Final answer:
The correct answer is False. The fallacy of composition is falsely applied when saying that individual interests always benefit the group, and it is false that the group as a whole is made better off by individual pursuits alone. The tragedy of the commons and collective action problems are examples of such fallacies in action. The Three-Fifths Compromise is an example of collective decision-making relating to representation and taxation.
Step-by-step explanation:
The statement 'The fallacy of composition states that the group as a whole is made better off as individuals pursue their own best interests' is false. The fallacy of composition is a logical error that assumes what is true for individual members of a group will be true for the group as a whole. This fallacy can have significant implications in social studies and economics when analyzing collective behavior.
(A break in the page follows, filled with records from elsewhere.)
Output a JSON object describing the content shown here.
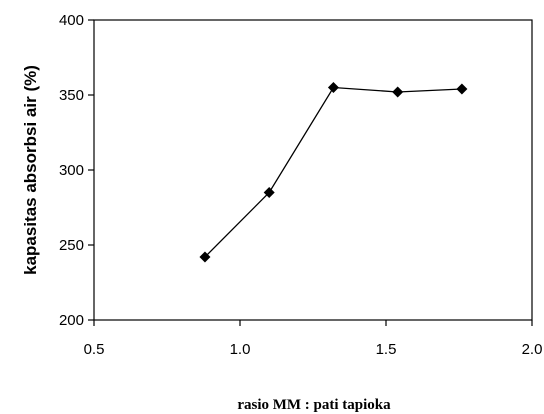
{
  "chart_data": {
    "type": "line",
    "title": "",
    "xlabel": "rasio MM : pati tapioka",
    "ylabel": "kapasitas absorbsi air (%)",
    "xlim": [
      0.5,
      2.0
    ],
    "ylim": [
      200,
      400
    ],
    "xticks": [
      "0.5",
      "1.0",
      "1.5",
      "2.0"
    ],
    "yticks": [
      "200",
      "250",
      "300",
      "350",
      "400"
    ],
    "grid": false,
    "legend": "none",
    "series": [
      {
        "marker": "diamond",
        "color": "#000000",
        "x": [
          0.88,
          1.1,
          1.32,
          1.54,
          1.76
        ],
        "y": [
          242,
          285,
          355,
          352,
          354
        ]
      }
    ]
  }
}
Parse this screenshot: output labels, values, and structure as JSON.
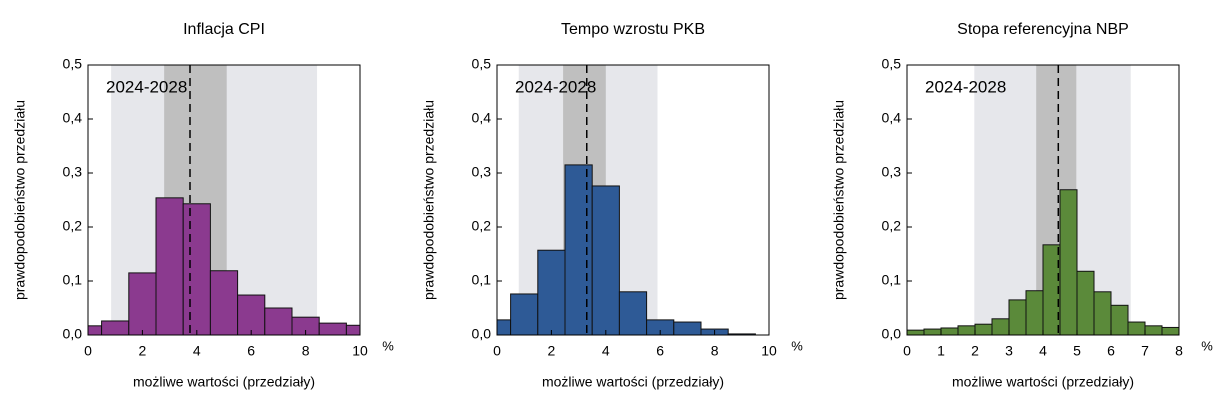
{
  "chart_data": [
    {
      "type": "histogram",
      "title": "Inflacja CPI",
      "annotation": "2024-2028",
      "xlabel": "możliwe wartości (przedziały)",
      "ylabel": "prawdopodobieństwo przedziału",
      "x_unit_label": "%",
      "bins": [
        0,
        0.5,
        1.5,
        2.5,
        3.5,
        4.5,
        5.5,
        6.5,
        7.5,
        8.5,
        9.5,
        10
      ],
      "values": [
        0.017,
        0.026,
        0.115,
        0.254,
        0.243,
        0.119,
        0.074,
        0.05,
        0.033,
        0.022,
        0.018
      ],
      "color": "#8b3a8f",
      "edgecolor": "#111111",
      "bands": [
        {
          "range": [
            0.85,
            8.42
          ],
          "color": "#e6e7eb"
        },
        {
          "range": [
            2.8,
            5.1
          ],
          "color": "#bfbfbf"
        }
      ],
      "mean_line": 3.75,
      "xlim": [
        0,
        10
      ],
      "xticks": [
        0,
        2,
        4,
        6,
        8,
        10
      ],
      "ylim": [
        0,
        0.5
      ],
      "yticks": [
        {
          "value": 0,
          "label": "0,0"
        },
        {
          "value": 0.1,
          "label": "0,1"
        },
        {
          "value": 0.2,
          "label": "0,2"
        },
        {
          "value": 0.3,
          "label": "0,3"
        },
        {
          "value": 0.4,
          "label": "0,4"
        },
        {
          "value": 0.5,
          "label": "0,5"
        }
      ]
    },
    {
      "type": "histogram",
      "title": "Tempo wzrostu PKB",
      "annotation": "2024-2028",
      "xlabel": "możliwe wartości (przedziały)",
      "ylabel": "prawdopodobieństwo przedziału",
      "x_unit_label": "%",
      "bins": [
        0,
        0.5,
        1.5,
        2.5,
        3.5,
        4.5,
        5.5,
        6.5,
        7.5,
        8.5,
        9.5
      ],
      "values": [
        0.028,
        0.076,
        0.157,
        0.315,
        0.276,
        0.08,
        0.028,
        0.024,
        0.011,
        0.002
      ],
      "color": "#2e5a96",
      "edgecolor": "#111111",
      "bands": [
        {
          "range": [
            0.8,
            5.9
          ],
          "color": "#e6e7eb"
        },
        {
          "range": [
            2.43,
            4.0
          ],
          "color": "#bfbfbf"
        }
      ],
      "mean_line": 3.3,
      "xlim": [
        0,
        10
      ],
      "xticks": [
        0,
        2,
        4,
        6,
        8,
        10
      ],
      "ylim": [
        0,
        0.5
      ],
      "yticks": [
        {
          "value": 0,
          "label": "0,0"
        },
        {
          "value": 0.1,
          "label": "0,1"
        },
        {
          "value": 0.2,
          "label": "0,2"
        },
        {
          "value": 0.3,
          "label": "0,3"
        },
        {
          "value": 0.4,
          "label": "0,4"
        },
        {
          "value": 0.5,
          "label": "0,5"
        }
      ]
    },
    {
      "type": "histogram",
      "title": "Stopa referencyjna NBP",
      "annotation": "2024-2028",
      "xlabel": "możliwe wartości (przedziały)",
      "ylabel": "prawdopodobieństwo przedziału",
      "x_unit_label": "%",
      "bins": [
        0,
        0.5,
        1,
        1.5,
        2,
        2.5,
        3,
        3.5,
        4,
        4.5,
        5,
        5.5,
        6,
        6.5,
        7,
        7.5,
        8
      ],
      "values": [
        0.009,
        0.011,
        0.013,
        0.017,
        0.02,
        0.03,
        0.065,
        0.082,
        0.167,
        0.269,
        0.118,
        0.08,
        0.055,
        0.024,
        0.017,
        0.014
      ],
      "color": "#5b8a3a",
      "edgecolor": "#111111",
      "bands": [
        {
          "range": [
            1.98,
            6.58
          ],
          "color": "#e6e7eb"
        },
        {
          "range": [
            3.8,
            4.98
          ],
          "color": "#bfbfbf"
        }
      ],
      "mean_line": 4.45,
      "xlim": [
        0,
        8
      ],
      "xticks": [
        0,
        1,
        2,
        3,
        4,
        5,
        6,
        7,
        8
      ],
      "ylim": [
        0,
        0.5
      ],
      "yticks": [
        {
          "value": 0,
          "label": "0,0"
        },
        {
          "value": 0.1,
          "label": "0,1"
        },
        {
          "value": 0.2,
          "label": "0,2"
        },
        {
          "value": 0.3,
          "label": "0,3"
        },
        {
          "value": 0.4,
          "label": "0,4"
        },
        {
          "value": 0.5,
          "label": "0,5"
        }
      ]
    }
  ]
}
One such implication is illustrated in the concept known as the tragedy of the commons, where individual stakeholders acting in their own self-interest consume or deplete a shared resource, leading to its eventual destruction, which is detrimental to the group.
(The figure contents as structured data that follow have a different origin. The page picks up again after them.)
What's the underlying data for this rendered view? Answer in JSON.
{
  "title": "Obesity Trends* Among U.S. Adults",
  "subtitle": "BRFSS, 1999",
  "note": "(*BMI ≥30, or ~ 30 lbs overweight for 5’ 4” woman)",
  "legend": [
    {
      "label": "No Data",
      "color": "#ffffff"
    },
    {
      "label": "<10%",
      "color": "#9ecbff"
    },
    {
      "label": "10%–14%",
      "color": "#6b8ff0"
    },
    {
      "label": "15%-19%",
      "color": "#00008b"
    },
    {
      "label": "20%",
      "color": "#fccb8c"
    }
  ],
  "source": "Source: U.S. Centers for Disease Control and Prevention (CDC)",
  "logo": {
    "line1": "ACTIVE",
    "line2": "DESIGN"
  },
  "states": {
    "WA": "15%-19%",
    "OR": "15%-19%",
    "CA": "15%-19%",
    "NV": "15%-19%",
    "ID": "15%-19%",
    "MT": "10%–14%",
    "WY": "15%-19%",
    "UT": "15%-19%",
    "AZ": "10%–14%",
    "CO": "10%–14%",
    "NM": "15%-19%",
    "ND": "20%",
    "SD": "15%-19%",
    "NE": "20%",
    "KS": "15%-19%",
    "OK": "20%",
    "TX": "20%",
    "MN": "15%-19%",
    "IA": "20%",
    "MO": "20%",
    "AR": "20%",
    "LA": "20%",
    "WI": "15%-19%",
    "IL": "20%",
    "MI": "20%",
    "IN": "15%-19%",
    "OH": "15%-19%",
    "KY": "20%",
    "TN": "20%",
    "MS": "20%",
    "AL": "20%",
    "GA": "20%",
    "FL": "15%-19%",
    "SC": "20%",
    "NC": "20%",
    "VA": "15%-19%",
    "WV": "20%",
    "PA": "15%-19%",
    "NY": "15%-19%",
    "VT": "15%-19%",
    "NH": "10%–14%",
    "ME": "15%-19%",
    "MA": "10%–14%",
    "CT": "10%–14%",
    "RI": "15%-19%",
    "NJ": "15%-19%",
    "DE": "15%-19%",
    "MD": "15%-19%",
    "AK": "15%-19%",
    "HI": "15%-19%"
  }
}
Collective action problems are more nuanced. In certain situations, individuals acting in self-interest can create incentives that harm the entire group and even themselves in the long run. This demonstrates the complex interplay between individual and group interests in collective decision-making, highlighting the potential need for regulation or intervention to balance these interests.
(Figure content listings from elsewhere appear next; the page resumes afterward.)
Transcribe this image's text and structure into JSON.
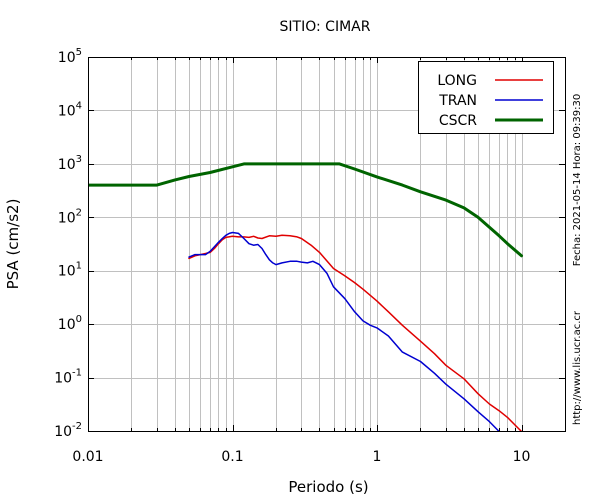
{
  "chart_data": {
    "type": "line",
    "title": "SITIO: CIMAR",
    "xlabel": "Periodo (s)",
    "ylabel": "PSA (cm/s2)",
    "xscale": "log",
    "yscale": "log",
    "xlim": [
      0.01,
      20
    ],
    "ylim": [
      0.01,
      100000
    ],
    "grid": true,
    "legend_placement": "top-right",
    "x_ticks": [
      {
        "value": 0.01,
        "label": "0.01"
      },
      {
        "value": 0.1,
        "label": "0.1"
      },
      {
        "value": 1,
        "label": "1"
      },
      {
        "value": 10,
        "label": "10"
      }
    ],
    "y_ticks": [
      {
        "value": 0.01,
        "base": "10",
        "exp": "-2"
      },
      {
        "value": 0.1,
        "base": "10",
        "exp": "-1"
      },
      {
        "value": 1,
        "base": "10",
        "exp": "0"
      },
      {
        "value": 10,
        "base": "10",
        "exp": "1"
      },
      {
        "value": 100,
        "base": "10",
        "exp": "2"
      },
      {
        "value": 1000,
        "base": "10",
        "exp": "3"
      },
      {
        "value": 10000,
        "base": "10",
        "exp": "4"
      },
      {
        "value": 100000,
        "base": "10",
        "exp": "5"
      }
    ],
    "side_texts": [
      "Fecha: 2021-05-14 Hora: 09:39:30",
      "http://www.lis.ucr.ac.cr"
    ],
    "series": [
      {
        "name": "LONG",
        "color": "#e00000",
        "width": 1.5,
        "points": [
          [
            0.05,
            17
          ],
          [
            0.055,
            19
          ],
          [
            0.06,
            20
          ],
          [
            0.065,
            21
          ],
          [
            0.07,
            22
          ],
          [
            0.075,
            26
          ],
          [
            0.08,
            32
          ],
          [
            0.085,
            38
          ],
          [
            0.09,
            42
          ],
          [
            0.1,
            44
          ],
          [
            0.11,
            43
          ],
          [
            0.12,
            43
          ],
          [
            0.13,
            42
          ],
          [
            0.14,
            44
          ],
          [
            0.15,
            41
          ],
          [
            0.16,
            40
          ],
          [
            0.18,
            45
          ],
          [
            0.2,
            44
          ],
          [
            0.22,
            46
          ],
          [
            0.25,
            45
          ],
          [
            0.28,
            43
          ],
          [
            0.3,
            40
          ],
          [
            0.35,
            30
          ],
          [
            0.4,
            22
          ],
          [
            0.5,
            11
          ],
          [
            0.6,
            8
          ],
          [
            0.7,
            6
          ],
          [
            0.8,
            4.5
          ],
          [
            1,
            2.7
          ],
          [
            1.2,
            1.7
          ],
          [
            1.5,
            0.95
          ],
          [
            2,
            0.48
          ],
          [
            2.5,
            0.28
          ],
          [
            3,
            0.17
          ],
          [
            4,
            0.095
          ],
          [
            5,
            0.05
          ],
          [
            6,
            0.032
          ],
          [
            7,
            0.024
          ],
          [
            8,
            0.018
          ],
          [
            9,
            0.013
          ],
          [
            10,
            0.0098
          ]
        ]
      },
      {
        "name": "TRAN",
        "color": "#0000d0",
        "width": 1.5,
        "points": [
          [
            0.05,
            18
          ],
          [
            0.055,
            20
          ],
          [
            0.06,
            20
          ],
          [
            0.065,
            20
          ],
          [
            0.07,
            23
          ],
          [
            0.075,
            28
          ],
          [
            0.08,
            34
          ],
          [
            0.085,
            40
          ],
          [
            0.09,
            46
          ],
          [
            0.095,
            50
          ],
          [
            0.1,
            52
          ],
          [
            0.11,
            50
          ],
          [
            0.12,
            40
          ],
          [
            0.13,
            32
          ],
          [
            0.14,
            30
          ],
          [
            0.15,
            31
          ],
          [
            0.16,
            26
          ],
          [
            0.17,
            20
          ],
          [
            0.18,
            16
          ],
          [
            0.19,
            14
          ],
          [
            0.2,
            13
          ],
          [
            0.22,
            14
          ],
          [
            0.25,
            15
          ],
          [
            0.28,
            15
          ],
          [
            0.3,
            14.5
          ],
          [
            0.33,
            14
          ],
          [
            0.36,
            15
          ],
          [
            0.4,
            13
          ],
          [
            0.45,
            9
          ],
          [
            0.5,
            5
          ],
          [
            0.6,
            3
          ],
          [
            0.7,
            1.7
          ],
          [
            0.8,
            1.15
          ],
          [
            0.9,
            0.95
          ],
          [
            1,
            0.85
          ],
          [
            1.2,
            0.6
          ],
          [
            1.5,
            0.3
          ],
          [
            2,
            0.2
          ],
          [
            2.5,
            0.12
          ],
          [
            3,
            0.075
          ],
          [
            4,
            0.04
          ],
          [
            5,
            0.023
          ],
          [
            6,
            0.015
          ],
          [
            7,
            0.0098
          ]
        ]
      },
      {
        "name": "CSCR",
        "color": "#006400",
        "width": 3,
        "points": [
          [
            0.01,
            400
          ],
          [
            0.02,
            400
          ],
          [
            0.03,
            400
          ],
          [
            0.04,
            500
          ],
          [
            0.05,
            580
          ],
          [
            0.07,
            690
          ],
          [
            0.1,
            880
          ],
          [
            0.12,
            1000
          ],
          [
            0.15,
            1000
          ],
          [
            0.2,
            1000
          ],
          [
            0.3,
            1000
          ],
          [
            0.4,
            1000
          ],
          [
            0.55,
            1000
          ],
          [
            0.7,
            800
          ],
          [
            1,
            570
          ],
          [
            1.5,
            400
          ],
          [
            2,
            300
          ],
          [
            3,
            210
          ],
          [
            4,
            150
          ],
          [
            5,
            100
          ],
          [
            6,
            65
          ],
          [
            7,
            45
          ],
          [
            8,
            32
          ],
          [
            10,
            19
          ]
        ]
      }
    ]
  }
}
An example in history would be the Three-Fifths Compromise, which is often misconstrued. The compromise was indeed about representation and taxation, indicating that the statement 'The Three-Fifths Compromise dealt with the issue of representation and taxation' is true. This was a specific historical resolution to a collective decision-making problem faced by the early United States, where the issue at hand was how enslaved individuals would be counted for the purposes of both taxation and legislative representation.